Cameron, to be fair to him, handled it with the aplomb one might expect of someone who attended the school he was at during his early teens: he smiled a trifle uneasily; said he now understood why politicians had not appeared on the show before; and no, he had admired her as a Prime Minister but nothing more as at 13 such things did not loom large in his life. Later on Ross asked him another gratuitously silly question: had he ever peed in a telephone box? Answer, unsurprisingly, no. In an earlier interview with Martina Navratilova he had done something similar by asking her if she eschewed sexual activity in the period before playing a big match, the aim, presumably, being to sidle seedily up to the topic of her sexuality. The tennis player, clearly a little put out, was embarrassed. Was I alone in feeling ashamed that the puerile question had been put to a guest in the first place?

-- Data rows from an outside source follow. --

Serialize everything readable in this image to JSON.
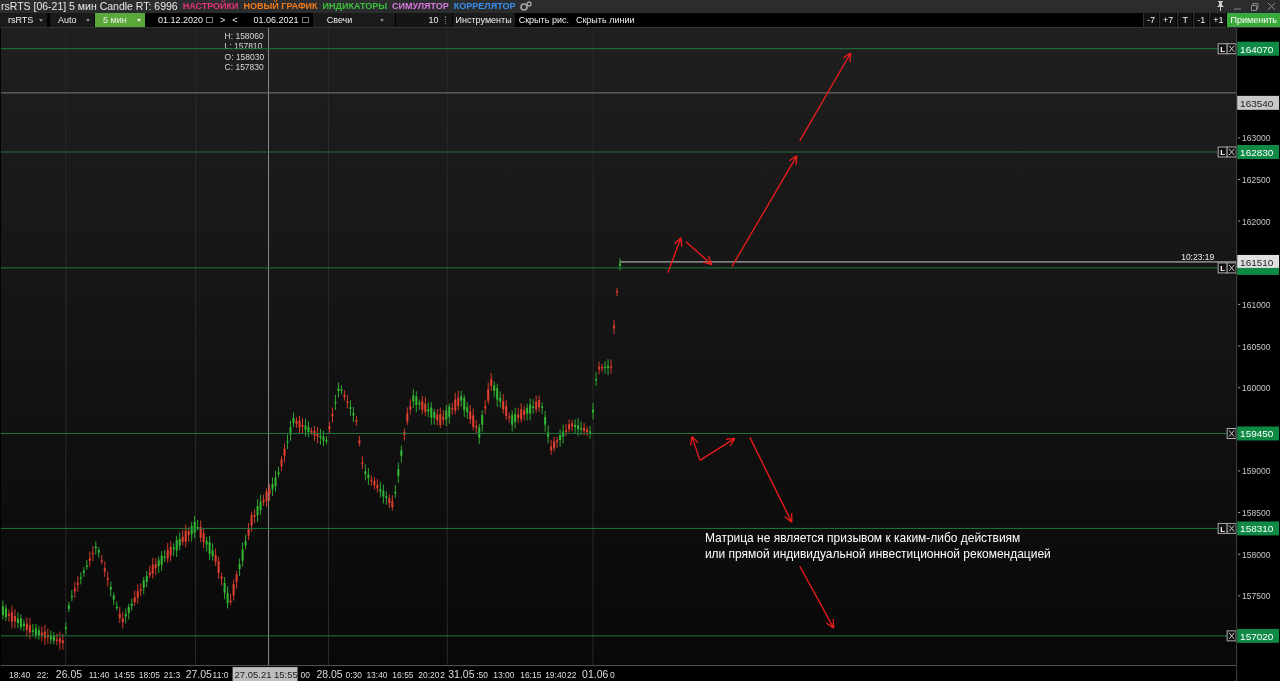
{
  "window": {
    "title": "rsRTS [06-21] 5 мин Candle RT: 6996"
  },
  "menu": [
    {
      "label": "НАСТРОЙКИ",
      "color": "#e8327c"
    },
    {
      "label": "НОВЫЙ ГРАФИК",
      "color": "#f07a1a"
    },
    {
      "label": "ИНДИКАТОРЫ",
      "color": "#3cc03c"
    },
    {
      "label": "СИМУЛЯТОР",
      "color": "#d878e0"
    },
    {
      "label": "КОРРЕЛЯТОР",
      "color": "#3a90f0"
    }
  ],
  "toolbar": {
    "symbol": "rsRTS",
    "scale": "Auto",
    "timeframe": "5 мин",
    "date_from": "01.12.2020",
    "next": ">",
    "prev": "<",
    "date_to": "01.06.2021",
    "chart_type": "Свечи",
    "count": "10",
    "buttons": [
      "Инструменты",
      "Скрыть рис.",
      "Скрыть линии"
    ],
    "shift_buttons": [
      "-7",
      "+7",
      "T",
      "-1",
      "+1"
    ],
    "apply": "Применить"
  },
  "ohlc": [
    "H: 158060",
    "L: 157810",
    "O: 158030",
    "C: 157830"
  ],
  "levels": [
    {
      "price": "164070",
      "kind": "green",
      "lock_label": "L"
    },
    {
      "price": "163540",
      "kind": "gray"
    },
    {
      "price": "162830",
      "kind": "green",
      "lock_label": "L"
    },
    {
      "price": "161510",
      "kind": "current",
      "time": "10:23:19",
      "lock_label": "L"
    },
    {
      "price": "159450",
      "kind": "green"
    },
    {
      "price": "158310",
      "kind": "green",
      "lock_label": "L"
    },
    {
      "price": "157020",
      "kind": "green"
    }
  ],
  "price_ticks": [
    "163000",
    "162500",
    "162000",
    "161000",
    "160500",
    "160000",
    "159000",
    "158500",
    "158000",
    "157500"
  ],
  "note": [
    "Матрица не является призывом к каким-либо действиям",
    "или прямой индивидуальной инвестиционной рекомендацией"
  ],
  "time_labels": [
    {
      "text": "18:40",
      "cursor": false
    },
    {
      "text": "22:",
      "cursor": false
    },
    {
      "text": "26.05",
      "cursor": false
    },
    {
      "text": "11:40",
      "cursor": false
    },
    {
      "text": "14:55",
      "cursor": false
    },
    {
      "text": "18:05",
      "cursor": false
    },
    {
      "text": "21:3",
      "cursor": false
    },
    {
      "text": "27.05",
      "cursor": false
    },
    {
      "text": "11:0",
      "cursor": false
    },
    {
      "text": "27.05.21 15:55",
      "cursor": true
    },
    {
      "text": "00",
      "cursor": false
    },
    {
      "text": "28.05",
      "cursor": false
    },
    {
      "text": "0:30",
      "cursor": false
    },
    {
      "text": "13:40",
      "cursor": false
    },
    {
      "text": "16:55",
      "cursor": false
    },
    {
      "text": "20:20",
      "cursor": false
    },
    {
      "text": "2",
      "cursor": false
    },
    {
      "text": "31.05",
      "cursor": false
    },
    {
      "text": ":50",
      "cursor": false
    },
    {
      "text": "13:00",
      "cursor": false
    },
    {
      "text": "16:15",
      "cursor": false
    },
    {
      "text": "19:40",
      "cursor": false
    },
    {
      "text": "22",
      "cursor": false
    },
    {
      "text": "01.06",
      "cursor": false
    },
    {
      "text": "0",
      "cursor": false
    }
  ]
}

I know the answer to to my problem is just not to watch the show- my usual default state as it happens; last night was just an exception. Ross is a sparky personality with a very quick brain and an excellent wit, so why does he demean himself and his guests with such pathetic laddish ploys? But maybe the public generally enjoy the 'edge' he brings to his work and laps up his smutty schoolboy schtick. The BBC obviously thinks so otherwise it wouldn't pay him the £7 odd million quid a year, they do of our money to retain his services. But for this Victor Meldrew, his programme, from now on, is forever not switched on.

Comments:
Ross was terrible; but Cameron was v impressive. He'll romp home with the middle england votes.
 
To be fair to Ross it was only slightly worse than one of Paxman's questions about whether Cameron knew what a 'slippery nipple' was.

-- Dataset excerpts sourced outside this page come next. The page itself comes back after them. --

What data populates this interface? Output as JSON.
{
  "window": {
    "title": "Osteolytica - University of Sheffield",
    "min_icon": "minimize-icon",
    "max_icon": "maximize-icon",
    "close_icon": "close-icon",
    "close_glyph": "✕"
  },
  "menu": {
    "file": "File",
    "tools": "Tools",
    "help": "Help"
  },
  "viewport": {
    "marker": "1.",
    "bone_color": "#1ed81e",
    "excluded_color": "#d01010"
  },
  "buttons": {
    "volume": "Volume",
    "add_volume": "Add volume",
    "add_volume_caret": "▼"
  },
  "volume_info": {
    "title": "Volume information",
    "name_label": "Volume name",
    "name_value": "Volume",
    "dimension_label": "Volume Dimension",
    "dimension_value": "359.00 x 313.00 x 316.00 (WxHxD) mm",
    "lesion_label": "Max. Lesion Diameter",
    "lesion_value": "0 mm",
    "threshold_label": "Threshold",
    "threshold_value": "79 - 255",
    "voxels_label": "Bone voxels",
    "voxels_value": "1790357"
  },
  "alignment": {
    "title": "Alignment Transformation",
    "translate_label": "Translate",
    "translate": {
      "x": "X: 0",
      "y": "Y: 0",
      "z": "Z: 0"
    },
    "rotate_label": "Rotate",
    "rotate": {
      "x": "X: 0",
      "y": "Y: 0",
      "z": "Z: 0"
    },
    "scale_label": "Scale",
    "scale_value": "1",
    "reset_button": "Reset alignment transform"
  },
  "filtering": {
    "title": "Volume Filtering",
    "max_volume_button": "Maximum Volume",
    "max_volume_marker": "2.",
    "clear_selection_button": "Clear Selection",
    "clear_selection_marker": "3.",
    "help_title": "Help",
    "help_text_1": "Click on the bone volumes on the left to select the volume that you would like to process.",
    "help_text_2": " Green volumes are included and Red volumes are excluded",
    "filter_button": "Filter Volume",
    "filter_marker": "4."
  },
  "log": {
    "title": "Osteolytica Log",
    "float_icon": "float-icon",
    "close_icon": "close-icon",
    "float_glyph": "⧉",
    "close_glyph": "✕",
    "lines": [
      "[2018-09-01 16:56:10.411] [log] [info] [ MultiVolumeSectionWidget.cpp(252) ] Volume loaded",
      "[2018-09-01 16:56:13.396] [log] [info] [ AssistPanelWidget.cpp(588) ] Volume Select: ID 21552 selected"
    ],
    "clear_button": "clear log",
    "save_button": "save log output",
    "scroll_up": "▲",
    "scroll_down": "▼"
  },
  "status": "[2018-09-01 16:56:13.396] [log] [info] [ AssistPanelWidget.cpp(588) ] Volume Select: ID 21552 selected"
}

This interview was never going to be about politics but rather personalities. I think Ross was trying to see whether Cameron was as uptight as most other tories probably are.

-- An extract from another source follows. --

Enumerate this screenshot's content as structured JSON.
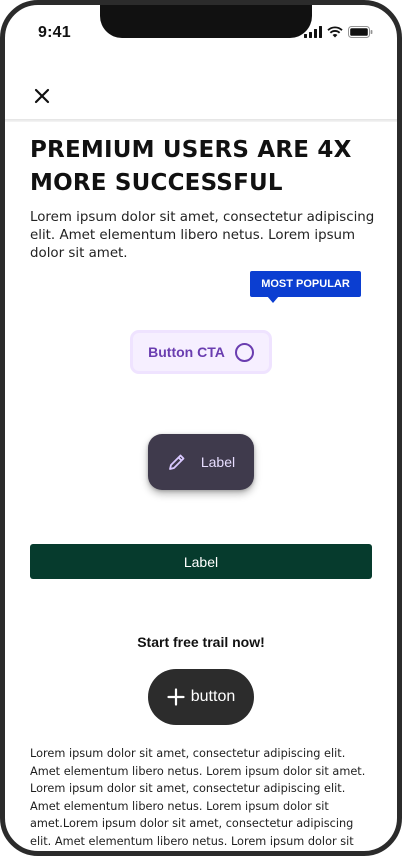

Cameron benefitted endlessly from the interview as he got what was probably the closest thing to an endorsement Jonathan Ross was ever going to give "You seem like a pretty good guy". As for Ross, he probably enjoyed trying to play Paxman for an evening and was milking his question-time style rounds of applause for all they were worth.
 
I do think that Cameron is a tosser but not in the way that Ross suggested!
 
The answer is simple Skipper - Just say no to this pop trash!
 
If you haven't woken up to the general quality and nature of popular TV in the 21st century, regardless of whether it's good or bad, more fool you. What did you expect, exactly? Or have you never heard of Jonathan Ross before?
 
Anon
As I said, I tended not to watch Ross but even if I did know what to expect, should I meekly accept what my licence partially pays for?
 
I can't stand Ross myself, Skipper. How old is the guy? About fifty, or thereaouts? Fifty going on sixteen. His idea of wit seems to be simply to say "wank" or "fuck" or "poo". Then again, anonymous has a point. Most television is garbage (always has been so long as I can remember) - what's different nowadays is the level of vulgarity: the truly appalling Big Brother sets new standards in this respect. I didn't see Cameron on the Ross show; but he seems to have handled it well.
 
He's 45.

I think Ross can be witty, but, for some reason, chooses to play the base card. Perhaps he determines, probably incorrectly, that many in the audience like that sort of thing.
 
Reminds me of Paxman's interview with David Davis last year. Paxman's very first question went something like this (can't remember the exact words): David Davis, some of your colleagues think you're a shit. Are you?

One doesn't really expect this kind of obscenity from the BBC current affairs programming.